Mr. Bush served with distinction as a Navy aviator in World War II, graduated from Yale, and then moved to Texas to make money in the oil business. He became active in Republican politics and ran for office with mixed results: he was defeated in a campaign for the U.S. Senate but subsequently served two terms in the House.
Then came a string of appointive offices: U.S. representative to the United Nations, Republican national chairman, our first de facto ambassador to China. But his political career appeared stalled. According to Mr. Naftali, when President Ford named Mr. Bush CIA director in 1976 both George and Barbara Bush cried, for the appointment “seemed … to mark the end of Bush’s political career.”
The election of Jimmy Carter in 1976 made Mr. Bush’s CIA period a brief one, and in 1979 he began his first run for the presidency. His positions tended to be centrist by Republican standards; he was pro-choice and supported the equal rights amendment. His resume was sufficiently impressive that he ended up as Ronald Reagan’s running mate. This entailed supporting Reagan’s prolife, antitax platform, but Mr. Bush reinvented himself and was sufficiently involved in policy matters to become tarred to a degree by the Iran-Contra scandal.
Mr. Bush, though a plodding campaigner, was a logical successor to Reagan, and in 1988 he defeated a Democratic ticket led by Michael Dukakis to reach the White House. There he dealt with a series of foreign policy crises: the Tiananmen Square massacre in China, the collapse of the Soviet Union and, finally, the Iraqi invasion of Kuwait.
Convinced that only U.S. engagement with Soviet reformers could assure the end of the Soviet threat, Bush supported Gorbachev in his failed attempts to reform the Soviet system. At the same time he helped persuade Moscow to accept the reunification of Germany and the concept of self-determination for Moscow’s erstwhile satellites in Eastern Europe.
But the signature event of Mr. Bush’s term was the first war against Iraq. Three days after Iraqi forces invaded Kuwait on Aug. 2, 1990, Mr. Bush announced that the Iraqi conquest would not be allowed to stand. His administration rallied an impressive international coalition against Saddam Hussein, and in 1991 Operation Desert Storm evicted the Iraqis from Kuwait and all but destroyed Saddam’s army.

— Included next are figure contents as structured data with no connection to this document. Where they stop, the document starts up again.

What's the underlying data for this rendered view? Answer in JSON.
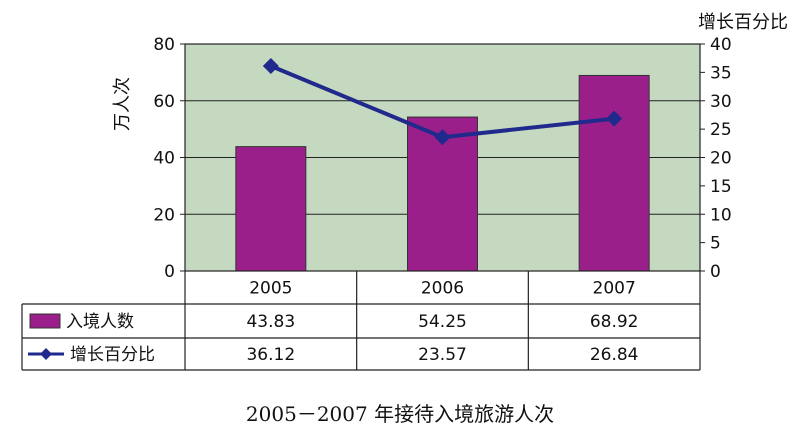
{
  "caption": "2005－2007 年接待入境旅游人次",
  "chart_data": {
    "type": "bar",
    "categories": [
      "2005",
      "2006",
      "2007"
    ],
    "y_left_label": "万人次",
    "y_left_range": [
      0,
      80
    ],
    "y_left_ticks": [
      "0",
      "20",
      "40",
      "60",
      "80"
    ],
    "y_right_label": "增长百分比",
    "y_right_range": [
      0,
      40
    ],
    "y_right_ticks": [
      "0",
      "5",
      "10",
      "15",
      "20",
      "25",
      "30",
      "35",
      "40"
    ],
    "grid": true,
    "plot_background": "#c5d9c1",
    "series": [
      {
        "name": "入境人数",
        "kind": "bar",
        "axis": "left",
        "color": "#9b1f8a",
        "values": [
          43.83,
          54.25,
          68.92
        ],
        "labels": [
          "43.83",
          "54.25",
          "68.92"
        ]
      },
      {
        "name": "增长百分比",
        "kind": "line",
        "axis": "right",
        "color": "#1f2a8c",
        "values": [
          36.12,
          23.57,
          26.84
        ],
        "labels": [
          "36.12",
          "23.57",
          "26.84"
        ]
      }
    ],
    "legend": "data-table-below"
  }
}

But Mr. Bush halted the U.S.-led offensive short of Baghdad, and Saddam remained in power. The president later remarked, “I was wrong, as was every other leader, in thinking that Saddam Hussein would be gone.”
Just after Desert Storm, Mr. Bush’s approval rating touched an unprecedented 89 percent. But he had neglected his domestic priorities, and this was to prove fatal. The economy was stagnant, unemployment hovered around 7 percent, and conservatives resented that Mr. Bush had reneged on his pledge of no new taxes. The Democrats nominated a ticket headed by Bill Clinton and campaigned on the slogan, “It’s the economy, stupid.” Never a charismatic campaigner, Mr. Bush fared poorly in a series of TV debates against the treacly Mr. Clinton.
Resoundingly defeated, Mr. Bush returned to Houston to plot his revenge. It would take the form of his son, George W.
John M. and Priscilla S. Taylor are writers in McLean, Va.